B.            The award is not based on a nonfact. 
 
The Union also argues that the award is deficient as based on a nonfact. Exceptions at 7-8.   The Union contends that the Arbitrator’s statement that “the grievants did not avail themselves earlier of . . . the classification review and appeal process” in the parties’ agreement, Award at 11, is a “gross error of fact,” Exceptions at 7. The Union argues that this error “led to an inappropriate result, eliminating the [g]rievant’s only forum to seek relief.” Id. at 8.
 
To establish that an award is based on a nonfact, the appealing party must show that a central fact underlying the award is clearly erroneous, but for which the arbitrator would have reached a different result. See NFFE, Local 1984, 56 FLRA 38, 41 (2000). The factual finding the Union challenges is not a central fact. The result the Arbitrator reached was that the grievance concerns a classification matter and that therefore, under § 7121(c)(5), the grievance is not subject to the parties’ negotiated grievance procedure.   Award at 8, 11. The factual issue the Union raises – whether the grievants availed themselves of an alternative procedure under the parties’ agreement for resolving their classification concerns – is not central, and indeed is irrelevant, to the Arbitrator’s arbitrability determination. Accordingly, we find that the Union fails to show that the award is deficient as based on a nonfact.
 
V.            Decision
 
                We deny the Union’s exceptions.
 


[1] The record does not define the term “GREC.” Therefore, we refer to this service area only by its acronym.

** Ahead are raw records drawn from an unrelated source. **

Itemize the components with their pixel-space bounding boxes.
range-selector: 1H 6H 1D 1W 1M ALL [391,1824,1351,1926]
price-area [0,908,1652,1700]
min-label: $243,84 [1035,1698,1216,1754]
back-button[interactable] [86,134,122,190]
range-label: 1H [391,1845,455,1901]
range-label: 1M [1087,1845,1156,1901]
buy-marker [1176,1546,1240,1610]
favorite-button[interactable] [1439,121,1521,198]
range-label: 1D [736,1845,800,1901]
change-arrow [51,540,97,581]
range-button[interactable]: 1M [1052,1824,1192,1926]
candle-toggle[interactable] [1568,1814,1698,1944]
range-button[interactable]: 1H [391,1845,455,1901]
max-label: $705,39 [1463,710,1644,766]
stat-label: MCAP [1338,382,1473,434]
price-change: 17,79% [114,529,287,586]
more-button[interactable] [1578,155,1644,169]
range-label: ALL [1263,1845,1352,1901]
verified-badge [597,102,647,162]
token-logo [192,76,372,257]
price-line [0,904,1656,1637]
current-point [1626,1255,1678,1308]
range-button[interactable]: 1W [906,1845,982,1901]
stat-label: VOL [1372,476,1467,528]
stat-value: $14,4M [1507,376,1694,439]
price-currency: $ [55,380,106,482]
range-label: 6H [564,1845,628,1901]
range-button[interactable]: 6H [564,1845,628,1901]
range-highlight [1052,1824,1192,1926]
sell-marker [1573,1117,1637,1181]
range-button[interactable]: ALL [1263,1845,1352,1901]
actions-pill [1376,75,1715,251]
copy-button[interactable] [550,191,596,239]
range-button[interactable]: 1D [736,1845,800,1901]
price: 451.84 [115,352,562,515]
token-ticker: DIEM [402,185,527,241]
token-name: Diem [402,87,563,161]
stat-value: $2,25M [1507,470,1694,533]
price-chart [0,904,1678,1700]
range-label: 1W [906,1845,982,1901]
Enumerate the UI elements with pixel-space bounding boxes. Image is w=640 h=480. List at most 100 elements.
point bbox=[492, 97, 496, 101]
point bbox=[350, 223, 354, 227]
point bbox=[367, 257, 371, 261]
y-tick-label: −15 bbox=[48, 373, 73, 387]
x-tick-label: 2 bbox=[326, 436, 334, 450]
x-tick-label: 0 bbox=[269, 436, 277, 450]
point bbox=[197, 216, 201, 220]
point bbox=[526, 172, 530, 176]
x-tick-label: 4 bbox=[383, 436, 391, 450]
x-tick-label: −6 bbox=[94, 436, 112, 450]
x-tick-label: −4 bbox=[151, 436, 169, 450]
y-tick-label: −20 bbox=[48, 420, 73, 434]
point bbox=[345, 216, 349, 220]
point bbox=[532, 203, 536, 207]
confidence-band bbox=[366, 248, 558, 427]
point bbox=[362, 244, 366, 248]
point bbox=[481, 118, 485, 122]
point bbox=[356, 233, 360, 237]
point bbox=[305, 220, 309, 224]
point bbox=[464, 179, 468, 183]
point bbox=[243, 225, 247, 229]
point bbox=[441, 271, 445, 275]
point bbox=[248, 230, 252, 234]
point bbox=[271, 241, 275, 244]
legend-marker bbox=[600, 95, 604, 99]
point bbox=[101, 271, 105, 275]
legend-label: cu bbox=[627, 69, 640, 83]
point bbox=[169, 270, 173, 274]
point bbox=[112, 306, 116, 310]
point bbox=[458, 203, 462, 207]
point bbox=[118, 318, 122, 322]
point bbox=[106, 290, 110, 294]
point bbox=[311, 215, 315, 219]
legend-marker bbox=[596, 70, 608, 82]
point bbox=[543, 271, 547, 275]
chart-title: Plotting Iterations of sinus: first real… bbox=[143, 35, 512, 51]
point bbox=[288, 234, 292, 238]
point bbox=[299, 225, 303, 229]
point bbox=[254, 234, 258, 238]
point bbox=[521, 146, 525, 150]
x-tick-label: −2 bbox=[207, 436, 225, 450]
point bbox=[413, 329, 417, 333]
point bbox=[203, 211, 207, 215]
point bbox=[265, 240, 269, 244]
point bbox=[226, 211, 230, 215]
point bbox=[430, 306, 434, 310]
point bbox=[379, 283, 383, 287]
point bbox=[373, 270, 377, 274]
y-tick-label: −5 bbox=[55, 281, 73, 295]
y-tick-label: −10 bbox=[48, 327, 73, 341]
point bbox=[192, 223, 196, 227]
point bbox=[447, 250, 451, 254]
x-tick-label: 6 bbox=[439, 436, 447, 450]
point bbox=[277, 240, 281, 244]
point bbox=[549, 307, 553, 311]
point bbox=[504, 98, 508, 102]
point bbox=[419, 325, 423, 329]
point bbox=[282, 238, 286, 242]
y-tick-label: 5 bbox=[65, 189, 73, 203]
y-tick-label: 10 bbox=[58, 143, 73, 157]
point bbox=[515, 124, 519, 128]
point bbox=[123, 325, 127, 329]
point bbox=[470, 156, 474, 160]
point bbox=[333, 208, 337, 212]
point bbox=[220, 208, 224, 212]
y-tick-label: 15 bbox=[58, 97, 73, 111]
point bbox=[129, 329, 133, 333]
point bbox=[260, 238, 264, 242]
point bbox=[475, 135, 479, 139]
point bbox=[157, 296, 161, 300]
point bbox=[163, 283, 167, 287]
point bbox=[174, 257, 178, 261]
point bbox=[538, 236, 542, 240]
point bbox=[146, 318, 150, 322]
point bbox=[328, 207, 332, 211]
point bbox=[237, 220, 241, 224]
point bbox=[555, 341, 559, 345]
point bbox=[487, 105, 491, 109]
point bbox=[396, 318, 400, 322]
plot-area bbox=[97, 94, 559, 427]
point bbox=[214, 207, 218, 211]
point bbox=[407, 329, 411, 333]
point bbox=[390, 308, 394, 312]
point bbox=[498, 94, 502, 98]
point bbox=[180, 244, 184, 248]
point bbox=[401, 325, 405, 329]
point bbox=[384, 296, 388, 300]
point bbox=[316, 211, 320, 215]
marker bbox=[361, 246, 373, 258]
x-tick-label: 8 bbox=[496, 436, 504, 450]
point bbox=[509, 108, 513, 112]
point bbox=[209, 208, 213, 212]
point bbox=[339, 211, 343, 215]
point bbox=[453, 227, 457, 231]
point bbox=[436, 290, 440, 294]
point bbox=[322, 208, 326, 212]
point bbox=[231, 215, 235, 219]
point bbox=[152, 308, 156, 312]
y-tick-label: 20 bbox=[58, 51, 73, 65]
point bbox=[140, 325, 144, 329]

[2] The relevant text of Article 16, Section 1.D states that “position descriptions will be kept current and accurate, and positions will be classified properly . . . . Changes to a position will be incorporated in the position description to assure that the position is correctly classified/graded to proper title, series and grade . . . .” Award at 5.
[3] Section 7121(c)(5) excludes from the scope of grievance procedures under the Statute, “any grievance concerning . . . classification of any position which does not result in the reduction in grade or pay of an employee.” 5 U.S.C. § 7121(c)(5).
[4] The pertinent section of Article 44 restates the statutory language of § 7121(c)(5). Award at 5.